Five of the 36 consensus models had fewer than 95% of the residues docked compared with the best trace (Fig. 5). Of these five, two have not resulted in a PDB deposition as none of the Xsolve traces or consensus models were deemed sufficiently complete and accurate to proceed with refinement (YP_001197814.1 and NP_388303.1). Closer examination of the other three revealed that in one case ConsensusModeler had successfully omitted two incorrectly traced long fragments (in 3mcp ), while in others it had erroneously removed a helix (in 3k9i ) and a 20-residue fragment (in 3dkq ).

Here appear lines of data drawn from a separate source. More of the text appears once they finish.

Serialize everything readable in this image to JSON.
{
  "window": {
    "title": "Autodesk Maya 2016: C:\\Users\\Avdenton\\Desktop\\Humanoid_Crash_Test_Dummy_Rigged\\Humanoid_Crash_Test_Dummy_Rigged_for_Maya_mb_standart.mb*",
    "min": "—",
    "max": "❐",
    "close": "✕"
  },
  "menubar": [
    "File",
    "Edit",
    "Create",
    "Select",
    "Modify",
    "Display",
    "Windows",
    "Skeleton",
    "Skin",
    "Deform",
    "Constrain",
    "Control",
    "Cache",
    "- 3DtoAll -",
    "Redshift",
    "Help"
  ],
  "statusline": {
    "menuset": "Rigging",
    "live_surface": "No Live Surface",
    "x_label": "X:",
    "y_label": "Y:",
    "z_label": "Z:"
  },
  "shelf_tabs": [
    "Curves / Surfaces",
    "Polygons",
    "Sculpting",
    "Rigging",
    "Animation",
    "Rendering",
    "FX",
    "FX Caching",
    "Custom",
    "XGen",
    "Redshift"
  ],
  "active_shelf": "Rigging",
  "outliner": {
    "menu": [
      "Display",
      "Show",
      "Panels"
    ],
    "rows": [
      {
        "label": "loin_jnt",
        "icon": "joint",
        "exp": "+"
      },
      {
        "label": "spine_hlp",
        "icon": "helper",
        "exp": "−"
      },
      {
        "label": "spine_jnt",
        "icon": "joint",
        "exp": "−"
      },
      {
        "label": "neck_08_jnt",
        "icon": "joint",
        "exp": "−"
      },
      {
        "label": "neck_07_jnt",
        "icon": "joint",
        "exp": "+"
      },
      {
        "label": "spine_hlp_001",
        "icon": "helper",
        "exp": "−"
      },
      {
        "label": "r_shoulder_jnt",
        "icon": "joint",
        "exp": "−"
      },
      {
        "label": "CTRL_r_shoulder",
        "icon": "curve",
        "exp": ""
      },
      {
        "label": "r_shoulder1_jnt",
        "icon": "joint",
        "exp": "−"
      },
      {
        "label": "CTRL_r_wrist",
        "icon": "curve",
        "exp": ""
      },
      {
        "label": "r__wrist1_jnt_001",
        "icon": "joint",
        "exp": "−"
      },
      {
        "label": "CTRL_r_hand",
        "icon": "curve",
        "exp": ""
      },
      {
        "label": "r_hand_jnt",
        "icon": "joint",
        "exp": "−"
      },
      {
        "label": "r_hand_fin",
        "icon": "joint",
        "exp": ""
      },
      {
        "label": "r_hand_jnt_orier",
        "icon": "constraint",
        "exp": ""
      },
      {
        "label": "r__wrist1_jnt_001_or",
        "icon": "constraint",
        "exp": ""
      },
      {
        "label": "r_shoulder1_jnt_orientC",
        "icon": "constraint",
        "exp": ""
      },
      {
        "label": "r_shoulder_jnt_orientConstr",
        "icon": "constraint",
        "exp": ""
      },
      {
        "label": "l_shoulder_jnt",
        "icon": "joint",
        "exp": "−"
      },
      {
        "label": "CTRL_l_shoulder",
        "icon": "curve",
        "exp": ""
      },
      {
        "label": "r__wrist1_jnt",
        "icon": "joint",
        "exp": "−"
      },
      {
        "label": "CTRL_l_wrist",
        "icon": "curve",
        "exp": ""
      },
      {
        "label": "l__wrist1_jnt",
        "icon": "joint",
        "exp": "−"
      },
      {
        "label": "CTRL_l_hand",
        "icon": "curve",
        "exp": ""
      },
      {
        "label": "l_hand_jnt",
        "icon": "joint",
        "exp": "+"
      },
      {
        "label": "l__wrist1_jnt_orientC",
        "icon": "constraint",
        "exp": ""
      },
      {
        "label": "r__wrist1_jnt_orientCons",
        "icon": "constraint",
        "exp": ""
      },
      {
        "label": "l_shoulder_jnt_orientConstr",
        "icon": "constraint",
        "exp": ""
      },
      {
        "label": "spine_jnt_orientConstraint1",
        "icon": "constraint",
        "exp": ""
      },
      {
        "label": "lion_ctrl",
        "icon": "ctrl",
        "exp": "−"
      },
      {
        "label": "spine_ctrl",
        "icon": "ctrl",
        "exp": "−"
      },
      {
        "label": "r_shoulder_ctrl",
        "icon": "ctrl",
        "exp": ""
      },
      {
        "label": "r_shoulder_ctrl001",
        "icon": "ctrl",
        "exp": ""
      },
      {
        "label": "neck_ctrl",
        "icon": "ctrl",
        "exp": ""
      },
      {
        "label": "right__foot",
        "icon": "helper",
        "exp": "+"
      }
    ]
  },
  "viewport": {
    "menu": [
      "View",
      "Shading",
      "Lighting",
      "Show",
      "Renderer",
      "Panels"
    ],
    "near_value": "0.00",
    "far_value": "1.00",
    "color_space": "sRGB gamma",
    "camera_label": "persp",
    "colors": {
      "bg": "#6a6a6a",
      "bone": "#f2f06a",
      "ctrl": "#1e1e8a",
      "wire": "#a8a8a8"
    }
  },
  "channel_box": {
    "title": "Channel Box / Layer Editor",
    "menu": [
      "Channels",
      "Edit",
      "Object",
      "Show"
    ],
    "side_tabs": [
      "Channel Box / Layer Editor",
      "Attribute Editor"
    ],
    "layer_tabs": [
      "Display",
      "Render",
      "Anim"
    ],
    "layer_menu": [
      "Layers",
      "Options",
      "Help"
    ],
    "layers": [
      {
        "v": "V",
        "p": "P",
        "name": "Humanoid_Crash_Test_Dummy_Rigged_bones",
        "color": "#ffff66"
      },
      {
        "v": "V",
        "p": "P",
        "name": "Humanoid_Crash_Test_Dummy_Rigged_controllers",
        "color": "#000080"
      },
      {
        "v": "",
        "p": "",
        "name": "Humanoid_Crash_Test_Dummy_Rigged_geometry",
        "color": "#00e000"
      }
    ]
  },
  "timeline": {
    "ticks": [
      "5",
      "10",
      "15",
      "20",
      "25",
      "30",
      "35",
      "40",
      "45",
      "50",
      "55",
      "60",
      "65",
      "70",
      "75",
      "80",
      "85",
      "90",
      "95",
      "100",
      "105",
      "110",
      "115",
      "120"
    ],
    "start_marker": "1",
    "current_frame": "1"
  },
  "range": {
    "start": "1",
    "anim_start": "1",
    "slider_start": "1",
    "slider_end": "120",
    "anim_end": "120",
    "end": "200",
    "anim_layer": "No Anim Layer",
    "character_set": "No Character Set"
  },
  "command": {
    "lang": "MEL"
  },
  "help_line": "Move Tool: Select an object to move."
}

ConsensusModeler also facilitated Xpleo by partially closing gaps in input traces. The remaining missing fragments were easily computed and fitted to the electron density with Xpleo. The structure of a putative oxygenase (YP_001051978.1) from Shewanella baltica OS155 was solved at 2.3 Å resolution (PDB entry 3dkq ). Buccaneer reported the most complete trace, with 92% of side chains docked (Fig. 7a). A consensus model was calculated from seven input traces, with the least complete model having 56% of side chains docked. The consensus model added an 11-residue fragment to the C-terminus and a 13-residue fragment from Met237 to Asn250 and thus partially closed a 20-residue gap (Fig. 7b, cyan). Xpleo was able to fully close the remaining eight-residue gap from Asn249 to Phe257, resulting in a trace with 97% of residues docked (Fig. 7c). Fig. 7(d) shows the final refined model in green superimposed on the consensus model.

Figure 7
ConsensusModeler-facilitated Xpleo. (a) The Buccaneer model had 92% of side chains docked. (b) The consensus model (cyan) calculated from seven input traces, with an 11-residue fragment added to the C-terminus and partially closing a 20-residue fragment from Met237 to Phe257. (c) Xpleo was able to fully close the remaining eight-residue gap from Asn249 to Phe257, resulting in a trace with 97% of residues docked. (d) The final refined model in green superimposed on the consensus model.

4. Conclusions

Xsolve's design to semi-exhaustively and in parallel explore key parameters of the structure-determination process and to utilize multiple software programs increased efficiency and resulted in high-quality traces. For the 36 data sets that we examined in detail, all indexing, phasing and model-building programs resulted in a top trace and furthermore always contributed to a consensus model. This validates Xsolve's approach to run all parameter and software combinations to termination rather than choosing an optimal strategy. A consensus model can provide an optimal starting point for subsequent manual refinement. ConsensusModeler is most effective when input models exhibit variation in completeness and accuracy. Aggressive model-building efforts by some programs, resulting in higher model completeness at the expense of elevated tracing errors, can be offset by a more conservative approach employed by others.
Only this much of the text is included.